Posted at 5:34 AM on August 3, 2007
by Euan Kerr
If you got to Milos Forman's "Goya's Ghosts" expecting a biopic for the great Spanish painter, you will be disappointed.
That's not to say the film is disappointing - far from it.
But this is more of a portrait of a troubled era in Spanish history, which Goya captured both in his paintings and prints. It was a time of religious conservatism and brewing revolution, and the two forces crash together in Forman's film. And as Forman makes clear, it is the ordinary people who summer as the 'great and the good' wrestle for power.
The central character is really Brother Lorenzo (Javier Bardem), a member of the Spanish Inquisition.

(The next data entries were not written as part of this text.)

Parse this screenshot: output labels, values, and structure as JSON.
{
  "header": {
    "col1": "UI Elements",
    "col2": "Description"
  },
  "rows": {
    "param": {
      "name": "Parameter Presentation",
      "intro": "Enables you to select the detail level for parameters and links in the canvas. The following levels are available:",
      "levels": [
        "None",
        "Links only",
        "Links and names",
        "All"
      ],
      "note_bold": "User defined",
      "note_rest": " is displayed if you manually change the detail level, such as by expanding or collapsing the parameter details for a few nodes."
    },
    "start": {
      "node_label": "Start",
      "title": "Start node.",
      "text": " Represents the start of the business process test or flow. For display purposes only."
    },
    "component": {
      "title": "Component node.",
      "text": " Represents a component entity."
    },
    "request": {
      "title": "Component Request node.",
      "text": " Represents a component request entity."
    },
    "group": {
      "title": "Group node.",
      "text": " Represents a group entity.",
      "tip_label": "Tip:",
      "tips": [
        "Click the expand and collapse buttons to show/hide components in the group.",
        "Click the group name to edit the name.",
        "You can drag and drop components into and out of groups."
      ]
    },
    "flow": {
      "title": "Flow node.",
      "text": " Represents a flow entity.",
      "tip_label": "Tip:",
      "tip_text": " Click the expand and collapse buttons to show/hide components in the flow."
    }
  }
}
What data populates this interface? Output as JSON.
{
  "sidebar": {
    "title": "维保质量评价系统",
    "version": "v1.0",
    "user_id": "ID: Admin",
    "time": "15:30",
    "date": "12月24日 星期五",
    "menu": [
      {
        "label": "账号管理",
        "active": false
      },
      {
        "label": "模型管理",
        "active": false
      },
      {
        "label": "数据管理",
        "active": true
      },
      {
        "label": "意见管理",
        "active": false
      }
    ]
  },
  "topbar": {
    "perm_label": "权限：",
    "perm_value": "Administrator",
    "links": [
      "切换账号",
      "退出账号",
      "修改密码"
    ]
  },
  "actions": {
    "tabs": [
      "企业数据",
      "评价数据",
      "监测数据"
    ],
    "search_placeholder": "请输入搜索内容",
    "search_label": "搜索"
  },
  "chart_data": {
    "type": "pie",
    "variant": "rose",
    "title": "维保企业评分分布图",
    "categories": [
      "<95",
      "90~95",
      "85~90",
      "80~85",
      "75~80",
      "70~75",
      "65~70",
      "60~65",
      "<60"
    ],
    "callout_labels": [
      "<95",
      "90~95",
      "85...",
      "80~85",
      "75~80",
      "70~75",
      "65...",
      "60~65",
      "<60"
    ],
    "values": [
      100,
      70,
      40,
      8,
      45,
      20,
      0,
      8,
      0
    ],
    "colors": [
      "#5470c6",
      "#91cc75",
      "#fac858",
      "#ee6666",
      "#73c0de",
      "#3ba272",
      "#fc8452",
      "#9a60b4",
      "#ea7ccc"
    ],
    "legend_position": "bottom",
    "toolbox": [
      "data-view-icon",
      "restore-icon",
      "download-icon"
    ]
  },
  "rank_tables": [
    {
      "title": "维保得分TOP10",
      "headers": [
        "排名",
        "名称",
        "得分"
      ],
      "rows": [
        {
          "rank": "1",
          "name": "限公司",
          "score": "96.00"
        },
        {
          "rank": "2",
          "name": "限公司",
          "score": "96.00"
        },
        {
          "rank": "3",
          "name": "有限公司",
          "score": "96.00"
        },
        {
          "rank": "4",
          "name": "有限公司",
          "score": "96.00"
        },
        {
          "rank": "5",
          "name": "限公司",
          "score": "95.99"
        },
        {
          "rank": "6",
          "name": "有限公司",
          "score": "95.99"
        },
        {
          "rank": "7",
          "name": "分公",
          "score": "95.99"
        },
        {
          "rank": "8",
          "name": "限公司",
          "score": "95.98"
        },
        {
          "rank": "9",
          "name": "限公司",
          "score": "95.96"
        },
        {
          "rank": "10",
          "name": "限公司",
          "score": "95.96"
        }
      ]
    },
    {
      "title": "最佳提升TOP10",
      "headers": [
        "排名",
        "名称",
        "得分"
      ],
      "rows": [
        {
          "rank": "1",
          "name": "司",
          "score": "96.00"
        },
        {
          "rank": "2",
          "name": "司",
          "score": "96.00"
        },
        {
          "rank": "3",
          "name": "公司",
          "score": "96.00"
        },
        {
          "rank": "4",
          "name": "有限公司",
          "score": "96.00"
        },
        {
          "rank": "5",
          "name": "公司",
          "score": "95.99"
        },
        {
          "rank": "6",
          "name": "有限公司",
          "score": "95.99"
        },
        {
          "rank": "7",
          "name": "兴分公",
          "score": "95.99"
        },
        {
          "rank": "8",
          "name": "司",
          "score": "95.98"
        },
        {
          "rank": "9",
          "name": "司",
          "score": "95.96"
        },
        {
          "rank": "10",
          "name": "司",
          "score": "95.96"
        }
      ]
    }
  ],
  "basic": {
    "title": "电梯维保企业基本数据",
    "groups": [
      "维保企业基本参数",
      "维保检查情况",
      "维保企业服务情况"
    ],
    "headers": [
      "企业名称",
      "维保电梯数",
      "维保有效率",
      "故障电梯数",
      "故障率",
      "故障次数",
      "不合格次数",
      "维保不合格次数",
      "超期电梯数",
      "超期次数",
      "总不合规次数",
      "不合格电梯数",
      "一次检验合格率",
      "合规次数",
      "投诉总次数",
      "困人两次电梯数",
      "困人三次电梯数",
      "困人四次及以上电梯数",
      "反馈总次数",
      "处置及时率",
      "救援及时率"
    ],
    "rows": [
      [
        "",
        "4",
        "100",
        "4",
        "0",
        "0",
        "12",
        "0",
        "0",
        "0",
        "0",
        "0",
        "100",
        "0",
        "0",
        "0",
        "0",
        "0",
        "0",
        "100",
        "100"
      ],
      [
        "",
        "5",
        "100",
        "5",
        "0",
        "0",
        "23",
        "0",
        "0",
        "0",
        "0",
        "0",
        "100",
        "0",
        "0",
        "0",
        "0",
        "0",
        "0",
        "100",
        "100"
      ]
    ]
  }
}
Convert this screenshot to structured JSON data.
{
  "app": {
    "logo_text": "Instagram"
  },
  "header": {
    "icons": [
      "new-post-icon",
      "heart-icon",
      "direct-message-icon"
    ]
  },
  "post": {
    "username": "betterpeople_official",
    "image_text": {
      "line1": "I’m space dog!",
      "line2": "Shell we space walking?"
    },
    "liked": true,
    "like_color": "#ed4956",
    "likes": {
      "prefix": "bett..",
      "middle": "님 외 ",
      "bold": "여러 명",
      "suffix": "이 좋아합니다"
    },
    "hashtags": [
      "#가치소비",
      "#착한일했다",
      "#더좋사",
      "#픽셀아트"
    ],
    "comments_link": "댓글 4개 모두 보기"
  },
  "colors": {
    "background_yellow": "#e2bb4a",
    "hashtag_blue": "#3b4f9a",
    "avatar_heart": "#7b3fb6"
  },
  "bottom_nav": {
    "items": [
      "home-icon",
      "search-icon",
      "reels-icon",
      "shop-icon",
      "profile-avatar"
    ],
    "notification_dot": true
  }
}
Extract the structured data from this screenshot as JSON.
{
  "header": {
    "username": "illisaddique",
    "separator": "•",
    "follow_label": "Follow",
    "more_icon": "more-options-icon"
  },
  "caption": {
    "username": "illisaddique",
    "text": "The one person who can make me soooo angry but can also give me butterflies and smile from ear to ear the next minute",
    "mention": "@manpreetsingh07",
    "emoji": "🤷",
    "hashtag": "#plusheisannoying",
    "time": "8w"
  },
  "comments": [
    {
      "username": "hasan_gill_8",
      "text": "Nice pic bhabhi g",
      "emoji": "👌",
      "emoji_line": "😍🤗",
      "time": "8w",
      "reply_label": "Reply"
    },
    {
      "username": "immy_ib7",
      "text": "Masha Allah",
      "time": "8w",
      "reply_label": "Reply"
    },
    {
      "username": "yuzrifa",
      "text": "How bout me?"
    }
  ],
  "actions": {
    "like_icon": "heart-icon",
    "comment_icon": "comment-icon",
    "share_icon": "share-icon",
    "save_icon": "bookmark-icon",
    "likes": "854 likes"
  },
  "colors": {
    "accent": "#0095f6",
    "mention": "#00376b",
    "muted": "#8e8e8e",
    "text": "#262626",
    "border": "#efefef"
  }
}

Lorenzo defends Goya's satirical depictions of the Church, telling his colleagues they may be truer to life than they think. He believes the Church must impose it's doctrine much more rigorously and begins a spy campaign to try to expose heretics.
When the merchant's father asks Goya to intercede with Lorenzo it sets off a series of events which take us through a decade and a half of the rise and fall of the Inquistition, the French Revolution, and Napoleon's invasion of Spain. It's seldom a happy tale.
Forman tells a story of the dangers of religious and political extremism, and the corruption of power, showing the larger horrors through the story of Ines. Even as the film ends it's clear the misery will continue.
Bardem is excellent in the Lorenzo role, and Skarsgard handles the bombastic and increasingly deaf Goya role with great aplomb. Portman does very well with the early part of the film, but is less convincing towards the end as her character begins to crumble under years of abuse.
This is a beautifully made film, with the costumed splendor similar to "Amadeus" and "Valmont." And, as with those other films, Forman delivers an important message wrapped in the silks and brocade.